Tuesday, 4 March 2008

It may not have been noticed in the whirlwind of online transactions on Web sites like eBay or Amazon , but e-commerce turned 25 on Tuesday.

On March 4, 1983, the husband-wife team of Alex Randall and Cameron Hall quietly launched a business revolution that was then the stuff of dreams, when their year-old company, Boston Computer Exchange, sold a computer "on line" to a buyer in South America.
Randall and Hall had started their company as a clearinghouse for buying and selling computers at a time when PCs like the Apple 2, Tandy, IBM PC and Sinclair were first becoming available.

"Almost nobody outside of universities had computers,". "But we could see it coming. It's like Bill Gates' story of having a computer in every home: We recognized that eventually you'd be able to trade all kinds of things this way."

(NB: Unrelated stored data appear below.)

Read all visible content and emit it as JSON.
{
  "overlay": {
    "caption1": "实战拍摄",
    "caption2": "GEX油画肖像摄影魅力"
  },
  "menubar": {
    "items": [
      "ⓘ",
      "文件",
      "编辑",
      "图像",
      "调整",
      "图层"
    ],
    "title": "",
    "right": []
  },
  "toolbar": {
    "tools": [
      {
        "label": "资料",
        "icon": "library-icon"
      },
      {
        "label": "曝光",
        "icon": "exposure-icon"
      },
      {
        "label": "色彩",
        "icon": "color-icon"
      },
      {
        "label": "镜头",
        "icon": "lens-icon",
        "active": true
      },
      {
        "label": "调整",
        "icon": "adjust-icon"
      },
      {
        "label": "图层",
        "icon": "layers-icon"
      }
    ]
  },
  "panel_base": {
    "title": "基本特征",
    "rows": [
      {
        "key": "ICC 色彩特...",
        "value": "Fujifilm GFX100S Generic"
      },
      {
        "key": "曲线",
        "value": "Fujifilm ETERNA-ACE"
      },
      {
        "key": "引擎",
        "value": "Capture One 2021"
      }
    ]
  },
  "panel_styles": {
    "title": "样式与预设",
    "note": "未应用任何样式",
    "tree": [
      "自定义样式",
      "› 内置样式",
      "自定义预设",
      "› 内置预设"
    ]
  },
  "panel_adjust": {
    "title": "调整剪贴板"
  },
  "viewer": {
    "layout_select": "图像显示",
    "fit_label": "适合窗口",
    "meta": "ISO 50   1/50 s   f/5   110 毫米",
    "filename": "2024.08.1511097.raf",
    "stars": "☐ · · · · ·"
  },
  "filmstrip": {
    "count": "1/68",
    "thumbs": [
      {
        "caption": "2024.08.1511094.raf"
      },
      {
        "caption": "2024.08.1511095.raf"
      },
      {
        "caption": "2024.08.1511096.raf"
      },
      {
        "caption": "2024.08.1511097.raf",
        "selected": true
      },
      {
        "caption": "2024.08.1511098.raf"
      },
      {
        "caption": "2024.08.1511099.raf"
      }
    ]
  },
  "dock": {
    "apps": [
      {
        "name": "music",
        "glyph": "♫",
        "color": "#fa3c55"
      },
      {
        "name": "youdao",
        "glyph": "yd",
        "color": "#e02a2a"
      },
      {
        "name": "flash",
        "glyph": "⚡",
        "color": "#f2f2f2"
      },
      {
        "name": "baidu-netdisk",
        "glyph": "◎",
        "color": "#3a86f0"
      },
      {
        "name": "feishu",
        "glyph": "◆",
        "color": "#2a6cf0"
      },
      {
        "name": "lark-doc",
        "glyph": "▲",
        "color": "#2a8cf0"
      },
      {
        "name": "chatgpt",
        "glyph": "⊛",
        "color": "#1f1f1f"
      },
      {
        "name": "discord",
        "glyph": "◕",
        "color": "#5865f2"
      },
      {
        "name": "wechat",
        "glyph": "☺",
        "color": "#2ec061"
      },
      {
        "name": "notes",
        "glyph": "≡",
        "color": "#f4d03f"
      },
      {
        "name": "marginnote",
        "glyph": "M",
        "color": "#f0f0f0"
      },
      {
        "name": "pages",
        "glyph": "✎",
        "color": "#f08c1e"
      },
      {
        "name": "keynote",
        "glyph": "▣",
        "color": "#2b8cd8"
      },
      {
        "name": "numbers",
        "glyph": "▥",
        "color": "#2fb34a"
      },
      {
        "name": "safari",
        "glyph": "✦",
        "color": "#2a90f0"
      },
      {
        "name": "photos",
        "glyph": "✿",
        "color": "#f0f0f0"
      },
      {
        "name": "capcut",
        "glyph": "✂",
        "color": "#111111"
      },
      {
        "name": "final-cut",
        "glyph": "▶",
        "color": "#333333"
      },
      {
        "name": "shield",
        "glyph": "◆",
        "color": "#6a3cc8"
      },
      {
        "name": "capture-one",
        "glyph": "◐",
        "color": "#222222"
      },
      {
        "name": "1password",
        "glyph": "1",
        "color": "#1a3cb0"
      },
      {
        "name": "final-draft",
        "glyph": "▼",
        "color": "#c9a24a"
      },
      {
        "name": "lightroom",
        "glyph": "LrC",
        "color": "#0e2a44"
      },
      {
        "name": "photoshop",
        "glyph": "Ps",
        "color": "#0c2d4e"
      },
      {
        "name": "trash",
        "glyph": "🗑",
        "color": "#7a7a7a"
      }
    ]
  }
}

The Long View It required a long-range vision, Randall said.
"In 1983, the only people who had computers were bleeding-edge aficionados," he recalled. "The only thing we could trade was computer equipment. There was no market for fresh fruit delivered to your door. The only people out there were computer users and people looking to buy computers."

Randall said he and Hall developed a marketplace where computer users could upgrade from old units.

The two started at a meeting of the Boston Computer Society with trading cards and conducted hundreds of transactions over the phone. They began to dominate trading in used computers as a paper and pencil company, Randall said.